Pero Leonardo rechazó el encargo, basándose en que despreciaba la escultura en mármol por considerarla un arte inferior, digno únicamente de artesanos. Miguel Ángel se enteró de la noticia completamente confundido. Se alegraba de que el bloque Duccio quedase libre para cualquiera, de que Leonardo quedara voluntariamente fuera de concurso, pero sentía un profundo resentimiento contra el hombre que acababa de formular semejante declaración contra la escultura, sobre todo porque la ciudad la repetía ahora con convicción.
Un día se levantó antes del amanecer, se vistió apresuradamente y corrió por la vacía Vía del Proconsolo al taller del Duomo, deteniéndose ante la columna. Los primeros rayos diagonales del sol atravesaron el mármol, proyectando la sombra de Miguel Ángel hacia arriba, en los casi siete metros de altura del bloque, convirtiéndolo así en un gigante. De pronto, pensó en David, tal como lo conocía a través de su historia en la Biblia. «Así tiene que haberse sentido David», se dijo, «en aquella mañana cuando salió para hacer frente a Goliat». ¡Un gigante para el símbolo de Florencia!

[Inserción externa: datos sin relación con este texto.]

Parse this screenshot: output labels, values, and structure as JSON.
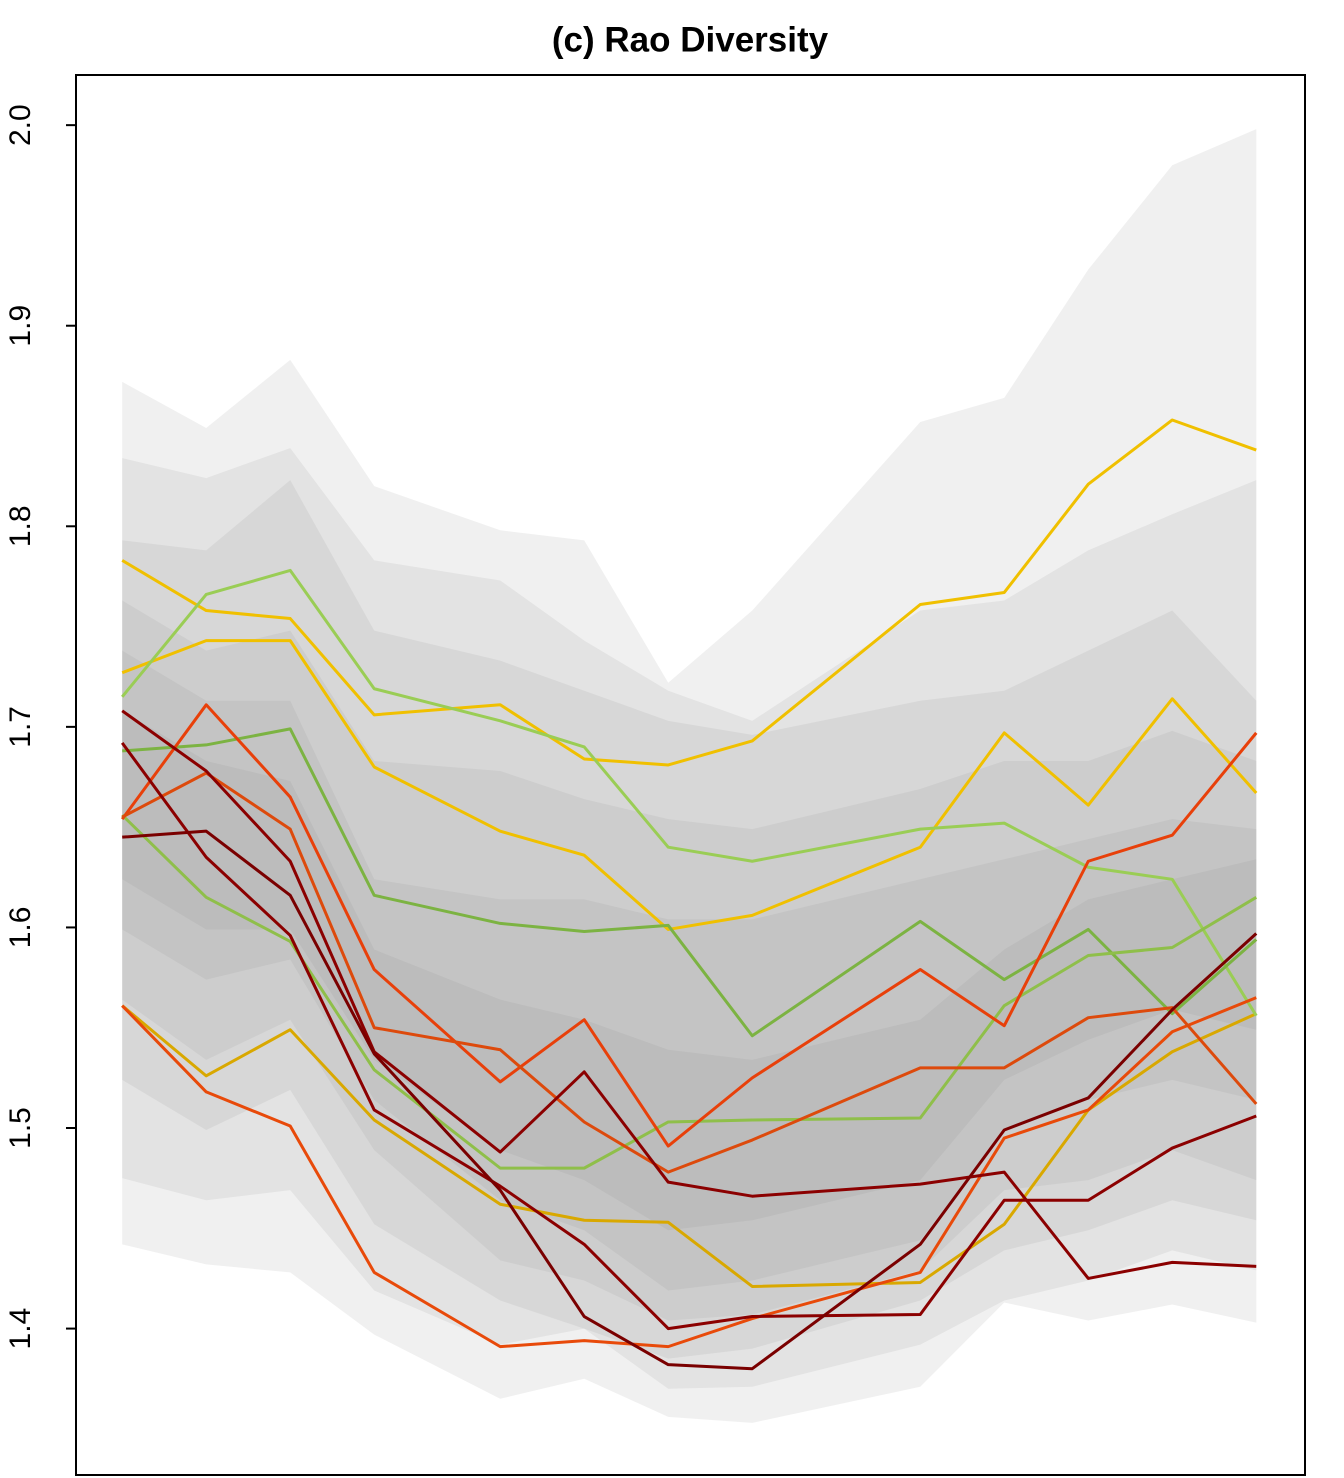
{
  "chart_data": {
    "type": "line",
    "title": "(c) Rao Diversity",
    "x": [
      0,
      1,
      2,
      3,
      4.5,
      5.5,
      6.5,
      7.5,
      9.5,
      10.5,
      11.5,
      12.5,
      13.5
    ],
    "xlim": [
      -0.55,
      14.08
    ],
    "ylim": [
      1.327,
      2.025
    ],
    "yticks": [
      1.4,
      1.5,
      1.6,
      1.7,
      1.8,
      1.9,
      {
        "value": 2,
        "label": "2.0"
      }
    ],
    "band_color": "#8c8c8c",
    "band_opacity": 0.13,
    "bands": [
      {
        "upper": [
          1.872,
          1.849,
          1.883,
          1.82,
          1.798,
          1.793,
          1.722,
          1.758,
          1.852,
          1.864,
          1.928,
          1.98,
          1.998
        ],
        "lower": [
          1.442,
          1.432,
          1.428,
          1.397,
          1.365,
          1.375,
          1.356,
          1.353,
          1.371,
          1.413,
          1.404,
          1.412,
          1.403
        ]
      },
      {
        "upper": [
          1.834,
          1.824,
          1.839,
          1.783,
          1.773,
          1.743,
          1.718,
          1.703,
          1.758,
          1.763,
          1.788,
          1.806,
          1.823
        ],
        "lower": [
          1.475,
          1.464,
          1.469,
          1.419,
          1.392,
          1.4,
          1.37,
          1.371,
          1.392,
          1.414,
          1.424,
          1.439,
          1.429
        ]
      },
      {
        "upper": [
          1.793,
          1.788,
          1.823,
          1.748,
          1.733,
          1.718,
          1.703,
          1.696,
          1.713,
          1.718,
          1.738,
          1.758,
          1.713
        ],
        "lower": [
          1.524,
          1.499,
          1.519,
          1.452,
          1.414,
          1.4,
          1.385,
          1.39,
          1.414,
          1.439,
          1.449,
          1.464,
          1.454
        ]
      },
      {
        "upper": [
          1.763,
          1.738,
          1.748,
          1.683,
          1.678,
          1.664,
          1.654,
          1.649,
          1.669,
          1.683,
          1.683,
          1.698,
          1.683
        ],
        "lower": [
          1.564,
          1.534,
          1.554,
          1.489,
          1.434,
          1.424,
          1.404,
          1.407,
          1.429,
          1.469,
          1.474,
          1.489,
          1.474
        ]
      },
      {
        "upper": [
          1.738,
          1.713,
          1.713,
          1.624,
          1.614,
          1.614,
          1.604,
          1.604,
          1.624,
          1.634,
          1.644,
          1.654,
          1.649
        ],
        "lower": [
          1.599,
          1.574,
          1.584,
          1.514,
          1.464,
          1.449,
          1.419,
          1.424,
          1.444,
          1.499,
          1.514,
          1.524,
          1.514
        ]
      },
      {
        "upper": [
          1.708,
          1.683,
          1.673,
          1.589,
          1.564,
          1.554,
          1.539,
          1.534,
          1.554,
          1.589,
          1.614,
          1.624,
          1.634
        ],
        "lower": [
          1.624,
          1.599,
          1.599,
          1.534,
          1.489,
          1.474,
          1.449,
          1.454,
          1.474,
          1.524,
          1.544,
          1.559,
          1.549
        ]
      }
    ],
    "series": [
      {
        "color": "#f0c000",
        "values": [
          1.783,
          1.758,
          1.754,
          1.706,
          1.711,
          1.684,
          1.681,
          1.693,
          1.761,
          1.767,
          1.821,
          1.853,
          1.838
        ]
      },
      {
        "color": "#f0c000",
        "values": [
          1.727,
          1.743,
          1.743,
          1.68,
          1.648,
          1.636,
          1.599,
          1.606,
          1.64,
          1.697,
          1.661,
          1.714,
          1.667
        ]
      },
      {
        "color": "#d9a800",
        "values": [
          1.561,
          1.526,
          1.549,
          1.504,
          1.462,
          1.454,
          1.453,
          1.421,
          1.423,
          1.452,
          1.509,
          1.538,
          1.557
        ]
      },
      {
        "color": "#9acd55",
        "values": [
          1.715,
          1.766,
          1.778,
          1.719,
          1.703,
          1.69,
          1.64,
          1.633,
          1.649,
          1.652,
          1.63,
          1.624,
          1.556
        ]
      },
      {
        "color": "#7cb342",
        "values": [
          1.688,
          1.691,
          1.699,
          1.616,
          1.602,
          1.598,
          1.601,
          1.546,
          1.603,
          1.574,
          1.599,
          1.557,
          1.594
        ]
      },
      {
        "color": "#8fbf4a",
        "values": [
          1.656,
          1.615,
          1.593,
          1.529,
          1.48,
          1.48,
          1.503,
          1.504,
          1.505,
          1.561,
          1.586,
          1.59,
          1.615
        ]
      },
      {
        "color": "#e84a0a",
        "values": [
          1.561,
          1.518,
          1.501,
          1.428,
          1.391,
          1.394,
          1.391,
          1.405,
          1.428,
          1.495,
          1.509,
          1.548,
          1.565
        ]
      },
      {
        "color": "#e8400a",
        "values": [
          1.654,
          1.711,
          1.665,
          1.579,
          1.523,
          1.554,
          1.491,
          1.525,
          1.579,
          1.551,
          1.633,
          1.646,
          1.697
        ]
      },
      {
        "color": "#dd4a0c",
        "values": [
          1.655,
          1.677,
          1.649,
          1.55,
          1.539,
          1.503,
          1.478,
          1.494,
          1.53,
          1.53,
          1.555,
          1.56,
          1.512
        ]
      },
      {
        "color": "#8b0000",
        "values": [
          1.708,
          1.678,
          1.633,
          1.538,
          1.488,
          1.528,
          1.473,
          1.466,
          1.472,
          1.478,
          1.425,
          1.433,
          1.431
        ]
      },
      {
        "color": "#8b0000",
        "values": [
          1.692,
          1.635,
          1.596,
          1.509,
          1.471,
          1.442,
          1.4,
          1.406,
          1.407,
          1.464,
          1.464,
          1.49,
          1.506
        ]
      },
      {
        "color": "#7a0000",
        "values": [
          1.645,
          1.648,
          1.616,
          1.537,
          1.469,
          1.406,
          1.382,
          1.38,
          1.442,
          1.499,
          1.515,
          1.559,
          1.597
        ]
      }
    ]
  }
}
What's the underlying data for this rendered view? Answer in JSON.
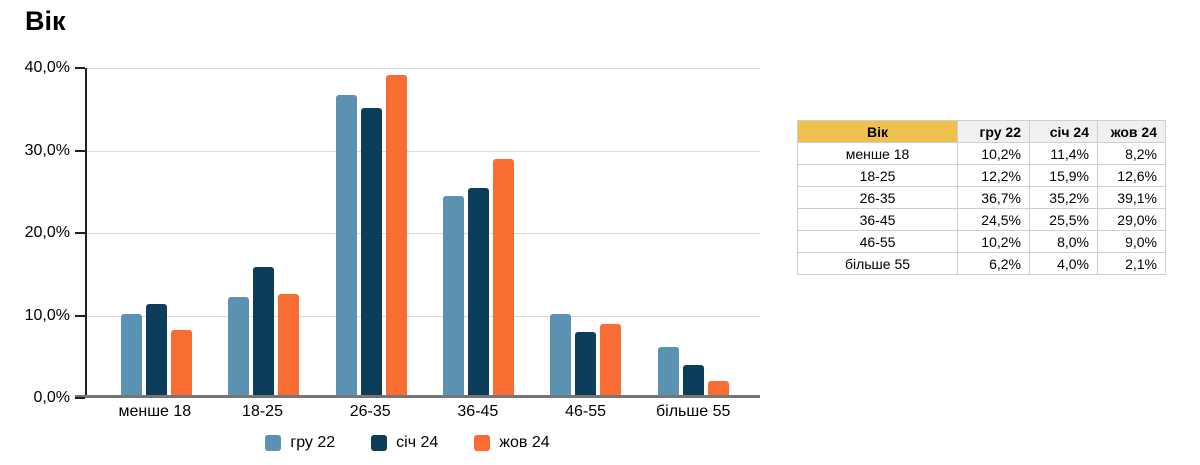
{
  "page": {
    "title": "Вік"
  },
  "colors": {
    "series_blue": "#5B92B1",
    "series_navy": "#0C3E5C",
    "series_orange": "#F96C32",
    "table_header_yellow": "#EFC04D",
    "table_header_gray": "#F0F0F0",
    "gridline": "#D9D9D9",
    "axis_x": "#757575",
    "axis_y": "#212121"
  },
  "chart_data": {
    "type": "bar",
    "title": "Вік",
    "categories": [
      "менше 18",
      "18-25",
      "26-35",
      "36-45",
      "46-55",
      "більше 55"
    ],
    "series": [
      {
        "name": "гру 22",
        "color": "#5B92B1",
        "values": [
          10.2,
          12.2,
          36.7,
          24.5,
          10.2,
          6.2
        ]
      },
      {
        "name": "січ 24",
        "color": "#0C3E5C",
        "values": [
          11.4,
          15.9,
          35.2,
          25.5,
          8.0,
          4.0
        ]
      },
      {
        "name": "жов 24",
        "color": "#F96C32",
        "values": [
          8.2,
          12.6,
          39.1,
          29.0,
          9.0,
          2.1
        ]
      }
    ],
    "y_tick_labels": [
      "40,0%",
      "30,0%",
      "20,0%",
      "10,0%",
      "0,0%"
    ],
    "ylim": [
      0,
      40
    ],
    "grid": true,
    "legend_position": "bottom"
  },
  "table": {
    "header": [
      "Вік",
      "гру 22",
      "січ 24",
      "жов 24"
    ],
    "rows": [
      [
        "менше 18",
        "10,2%",
        "11,4%",
        "8,2%"
      ],
      [
        "18-25",
        "12,2%",
        "15,9%",
        "12,6%"
      ],
      [
        "26-35",
        "36,7%",
        "35,2%",
        "39,1%"
      ],
      [
        "36-45",
        "24,5%",
        "25,5%",
        "29,0%"
      ],
      [
        "46-55",
        "10,2%",
        "8,0%",
        "9,0%"
      ],
      [
        "більше 55",
        "6,2%",
        "4,0%",
        "2,1%"
      ]
    ]
  }
}
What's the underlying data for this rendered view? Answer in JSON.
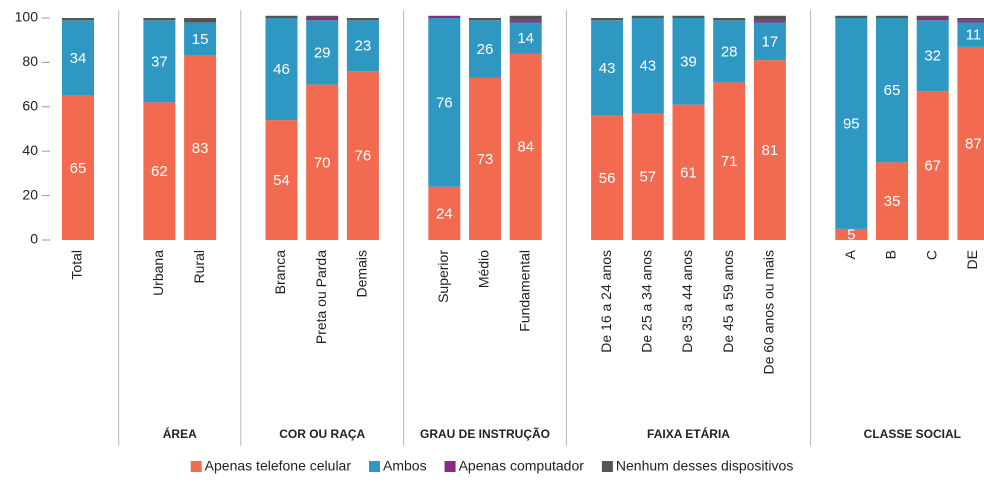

Regresó a su casa y volvió a leer el capítulo de David con una mayor percepción. Durante días dibujó de memoria numerosas figuras virilmente masculinas en busca de un David digno de la leyenda bíblica. Sometió cada dibujo, a medida que lo terminaba, al juicio de su antiguo amigo del Palacio Medici, el gonfaloniere Soderini, al Gremio de Laneros, a la Junta de Obras de la Catedral. Pero no ocurrió nada. Estaba paralizado, ¡y en todo su ser ardía la fiebre del mármol!